How does the company recognize revenue from application and re-licensing fees for Atwell Suites franchises?
Atwell_Suites Franchise · 2025 FDDAnswer from 2025 FDD Document
Application and re-licensing fees are not considered to be distinct from the franchise service and are recognized over the life of the related contract.
Under the Agreement, the Company is deemed to be acting as agent in the provision of these services and, as such, nets 95% of the license cost and contract asset amortization against revenue and reports a royalty fee equal to the 5% commission it earns through the Agreement.
Source: Item 23 — Receipts (FDD pages 99–486)
What This Means (2025 FDD)
According to Atwell Suites' 2025 Franchise Disclosure Document, application and re-licensing fees are not considered distinct from the franchise service or performance obligation. As such, Atwell Suites recognizes these fees over the life of the related franchise contract. This accounting practice means that the initial fee paid by the franchisee is not immediately recognized as revenue by Atwell Suites but is instead spread out over the duration of the agreement.
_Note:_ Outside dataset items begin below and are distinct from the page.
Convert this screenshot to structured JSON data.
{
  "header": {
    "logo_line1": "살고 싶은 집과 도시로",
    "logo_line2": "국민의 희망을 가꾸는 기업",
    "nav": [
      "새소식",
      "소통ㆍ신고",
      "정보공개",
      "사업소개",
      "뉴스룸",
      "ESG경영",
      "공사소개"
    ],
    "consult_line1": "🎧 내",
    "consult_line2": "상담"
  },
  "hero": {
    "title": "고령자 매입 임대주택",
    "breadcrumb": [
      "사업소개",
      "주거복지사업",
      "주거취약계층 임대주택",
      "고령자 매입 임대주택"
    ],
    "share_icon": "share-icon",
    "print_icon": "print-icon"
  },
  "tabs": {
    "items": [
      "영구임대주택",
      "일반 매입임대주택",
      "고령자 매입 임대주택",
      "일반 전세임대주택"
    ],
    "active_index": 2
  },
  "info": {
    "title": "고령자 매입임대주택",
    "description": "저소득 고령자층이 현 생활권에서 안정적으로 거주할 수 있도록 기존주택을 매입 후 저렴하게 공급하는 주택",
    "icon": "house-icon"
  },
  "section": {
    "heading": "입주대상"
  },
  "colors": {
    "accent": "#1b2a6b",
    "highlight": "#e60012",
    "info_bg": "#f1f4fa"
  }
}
For a prospective Atwell Suites franchisee, this revenue recognition method has implications for the franchisor's financial statements. The application and re-licensing fees contribute to the overall revenue stream of Atwell Suites over time, reflecting the ongoing nature of the franchise relationship. This approach aligns with the principle of matching revenues with the services provided throughout the franchise term.
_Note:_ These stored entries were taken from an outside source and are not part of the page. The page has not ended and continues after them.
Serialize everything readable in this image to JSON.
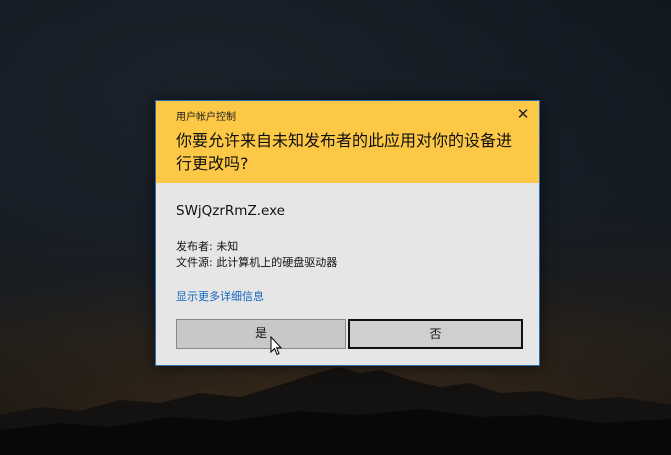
{
  "uac": {
    "title": "用户帐户控制",
    "close_glyph": "✕",
    "question": "你要允许来自未知发布者的此应用对你的设备进行更改吗?",
    "program_name": "SWjQzrRmZ.exe",
    "publisher_label": "发布者: 未知",
    "origin_label": "文件源: 此计算机上的硬盘驱动器",
    "details_link": "显示更多详细信息",
    "yes_button": "是",
    "no_button": "否"
  },
  "colors": {
    "header": "#fcc846",
    "dialog_bg": "#e6e6e6",
    "link": "#1565c0",
    "border": "#2a6fb2"
  }
}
This method is commonly used in the franchise industry because the application fee is considered part of the overall package of services and intellectual property that the franchisee receives over the life of the franchise agreement, rather than a one-time transaction. Therefore, recognizing the revenue over the life of the contract more accurately reflects the value provided to the franchisee.
It is important for potential franchisees to understand how fees are recognized, as this can provide insight into the franchisor's financial stability and long-term commitment to the franchise system. Recognizing revenue over the life of the contract suggests a focus on sustained support and service rather than immediate gains.